SiriusPoint Ltd.

11/01/2024 | Press release | Distributed by Public on 11/01/2024 15:03

Management Change/Compensation Form 8 K

Item 5.02.

Departure of Directors or Certain Officers; Election of Directors; Appointment of Certain Officers; Compensatory Arrangements of Certain Officers.

On and effective October 30, 2024, upon the recommendation of its Governance and Nominating Committee, the board of directors (the "Board") of SiriusPoint Ltd. (the "Company") appointed Meng Tee Saw to fill a vacancy on the Board, to serve as a Class I director until the Company's 2026 annual general meeting of shareholders and until his successor has been duly elected and qualified, or until his earlier death, resignation or removal. Additionally, on and effective October 30, 2024, upon the Governance and Nominating Committee's recommendation, the Board appointed Mr. Saw as a member of the Risk and Capital Management Committee of the Board.

Mr. Saw currently serves as the managing partner of EisnerAmper PAC, the Singapore member of Eisner Amper Global, a leading professional firm providing financial services, corporate solutions and advisory, since December 2017, and as a director on the board of directors of EisnerAmper Global Limited, since November 2017. He also serves on the board of directors of several companies in Singapore, including EA Consulting Pte. Ltd. since August 2019, Food Empire Holdings Limited since April 2019, Latitude 33 Pte. Ltd. since April 2003, LCM Pte. Ltd. since November 2021, LHC Pte. Ltd. since November 2021, MKC Holdings (Pte.) Ltd. since November 2021 and Nouveau Urban Technologies Pte. Ltd. since July 2011. In addition, Mr. Saw serves as a director on the board of Custom Foods SDN BHD, a Malaysian company. Mr. Saw received a bachelor degree in accountancy from Nanyang Technological University. Mr. Saw is 53 years old. The Board considered Mr. Saw's extensive experience in the accounting industry and as an executive and a board member to multiple companies when concluding that Mr. Saw is qualified to serve as a director.

Mr. Saw will not receive any compensation as a member of the Board. Pursuant to Mr. Saw's director service agreement, Mr. Saw will immediately submit his resignation as a member of the Board if: (1) the Common Shares, $0.10 par value, of the Company ("Common Shares") held by CM Bermuda Ltd. ("CM Bermuda") are sold, assigned or transferred in their entirety; or (2) Mr. Saw is no longer CM Bermuda's designated board representative.

The Company has also entered into an indemnification agreement with Mr. Saw in the same form as its standard form of indemnity agreement with its other directors.

Mr. Saw was designated by CMIG International and CM Bermuda (collectively, "CM") as their representative to serve on the Board pursuant to that certain Investor Rights Agreement, between the Company and CM Bermuda, dated February 26, 2021 (the "IRA"), and so long as Mr.
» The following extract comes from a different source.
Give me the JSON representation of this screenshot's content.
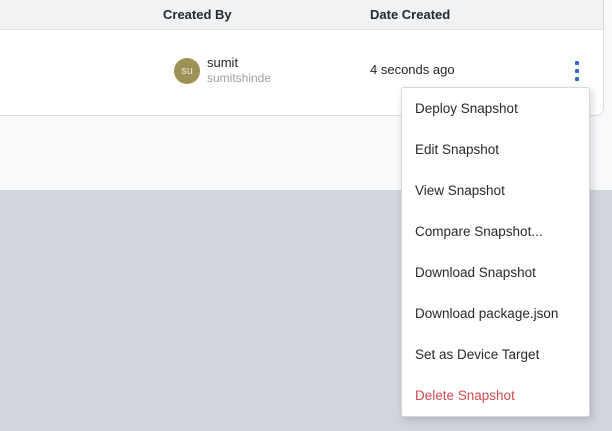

Saw continues to serve as CM's representative on the Board the standstill provision under the IRA will remain in place. Mr. Saw has no family relationship with the Company's directors or executive officers or any persons nominated or chosen by the Company to be a director or executive officer. Other than the director services agreement and the indemnification agreement, Mr. Saw has not entered into any other material plan, contract, arrangement or amendment in connection with his appointment to the Board.